For sports fans, these are the moments you live for, the scenes that stick to memory and only improve with each nostalgic tick of the clock. Today’s world is all about speed – nobody has any and everyone wants some. It’s all 24/7 news, constant feeds, streams, updates and likes. Therefore, perhaps one of the reasons transcendental moments such as Jordan’s Slam Dunk and Pirlo’s no-look pass are so special is because they slow things down to a particular pinpoint in time and, in these rare circumstances, we’re able to truly appreciate a singular, defining moment. Everything else in the world becomes a background blur and our emotional spectrum condenses to an undiluted concentration that sinks deeper than the rest. Like consuming a twelve-course tasting menu and going home with only the impeccable sprinkle of jus drizzled across the fifth course on your mind. In these moments, your whole existence suddenly depends on whether a ball goes into a hoop, or goal, or whatever highly unspectacular object you wish to substitute.

“If nothing else, perhaps this global pandemic has taught us to truly cherish these significant experiences where excess noise is drowned out by a detonation of sheer brilliance.”

But what about in a Covid-19 world? A world where crowds have been forced to disperse and the collective euphoria of viewing a live event in unison paused? Moments like those above have become tales of a lost age; the thought of that many people being that close to each other, all heightening each other’s emotional state, now seems almost sordid. It borders on erotic compared to the isolated bubbles the pandemic has blown our way. Currently, Covid-19 germs are licking their lips at the potential luxury feast described within this article.

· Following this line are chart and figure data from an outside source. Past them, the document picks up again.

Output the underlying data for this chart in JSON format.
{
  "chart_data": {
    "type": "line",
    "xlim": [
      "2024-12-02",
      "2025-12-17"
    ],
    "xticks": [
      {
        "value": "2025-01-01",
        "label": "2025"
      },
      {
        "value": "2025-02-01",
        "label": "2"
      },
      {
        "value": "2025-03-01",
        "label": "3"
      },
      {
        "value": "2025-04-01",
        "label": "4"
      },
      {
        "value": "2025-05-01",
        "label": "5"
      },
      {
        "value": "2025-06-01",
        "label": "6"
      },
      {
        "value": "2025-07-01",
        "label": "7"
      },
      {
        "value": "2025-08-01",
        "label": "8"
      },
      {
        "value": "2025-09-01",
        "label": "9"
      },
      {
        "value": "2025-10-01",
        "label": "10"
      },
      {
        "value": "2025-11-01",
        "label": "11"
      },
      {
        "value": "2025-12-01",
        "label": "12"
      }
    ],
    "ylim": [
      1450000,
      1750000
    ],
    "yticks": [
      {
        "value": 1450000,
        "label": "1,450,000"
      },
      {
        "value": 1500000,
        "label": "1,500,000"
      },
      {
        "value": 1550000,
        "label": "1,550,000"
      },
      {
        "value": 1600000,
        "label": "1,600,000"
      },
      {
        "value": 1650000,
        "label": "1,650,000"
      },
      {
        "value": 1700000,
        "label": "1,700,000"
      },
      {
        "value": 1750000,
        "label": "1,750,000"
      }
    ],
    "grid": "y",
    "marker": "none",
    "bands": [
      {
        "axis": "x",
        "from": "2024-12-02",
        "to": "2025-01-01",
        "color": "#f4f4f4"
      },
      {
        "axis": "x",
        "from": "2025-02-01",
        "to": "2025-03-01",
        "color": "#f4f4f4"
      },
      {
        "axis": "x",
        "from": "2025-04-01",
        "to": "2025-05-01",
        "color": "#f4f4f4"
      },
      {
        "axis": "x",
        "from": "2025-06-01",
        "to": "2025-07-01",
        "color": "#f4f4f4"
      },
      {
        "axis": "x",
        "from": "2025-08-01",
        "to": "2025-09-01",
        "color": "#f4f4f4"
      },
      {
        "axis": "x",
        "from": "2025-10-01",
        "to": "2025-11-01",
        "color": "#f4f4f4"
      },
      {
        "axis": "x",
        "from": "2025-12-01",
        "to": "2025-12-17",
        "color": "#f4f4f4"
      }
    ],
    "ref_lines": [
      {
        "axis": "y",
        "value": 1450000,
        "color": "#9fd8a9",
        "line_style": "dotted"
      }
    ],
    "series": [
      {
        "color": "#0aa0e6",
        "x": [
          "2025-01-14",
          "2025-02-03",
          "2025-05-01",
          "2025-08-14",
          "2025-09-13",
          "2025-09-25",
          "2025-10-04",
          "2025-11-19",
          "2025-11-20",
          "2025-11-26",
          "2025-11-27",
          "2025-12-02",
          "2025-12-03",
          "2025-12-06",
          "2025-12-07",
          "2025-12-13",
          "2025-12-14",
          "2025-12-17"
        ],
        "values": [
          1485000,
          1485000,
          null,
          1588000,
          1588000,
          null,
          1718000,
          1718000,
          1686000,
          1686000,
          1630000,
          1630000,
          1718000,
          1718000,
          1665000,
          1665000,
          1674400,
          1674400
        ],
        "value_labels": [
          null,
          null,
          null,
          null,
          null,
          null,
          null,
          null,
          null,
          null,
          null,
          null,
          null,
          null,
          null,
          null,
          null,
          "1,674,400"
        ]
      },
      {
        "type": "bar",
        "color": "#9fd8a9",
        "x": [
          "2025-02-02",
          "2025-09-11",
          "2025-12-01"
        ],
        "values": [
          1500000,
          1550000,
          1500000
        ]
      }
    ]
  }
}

If nothing else, perhaps this global pandemic has taught us to truly cherish these significant experiences where excess noise is drowned out by a detonation of sheer brilliance. Or maybe this experience has been a global, collective equivalent of Jordan’s 0.92 seconds. Our lives on pause, our bodies slowly unravelling in anticipation of ‘normality’, until reality eventually lands back onto the court, rousing the world back to consciousness, and allowing us to celebrate together once again.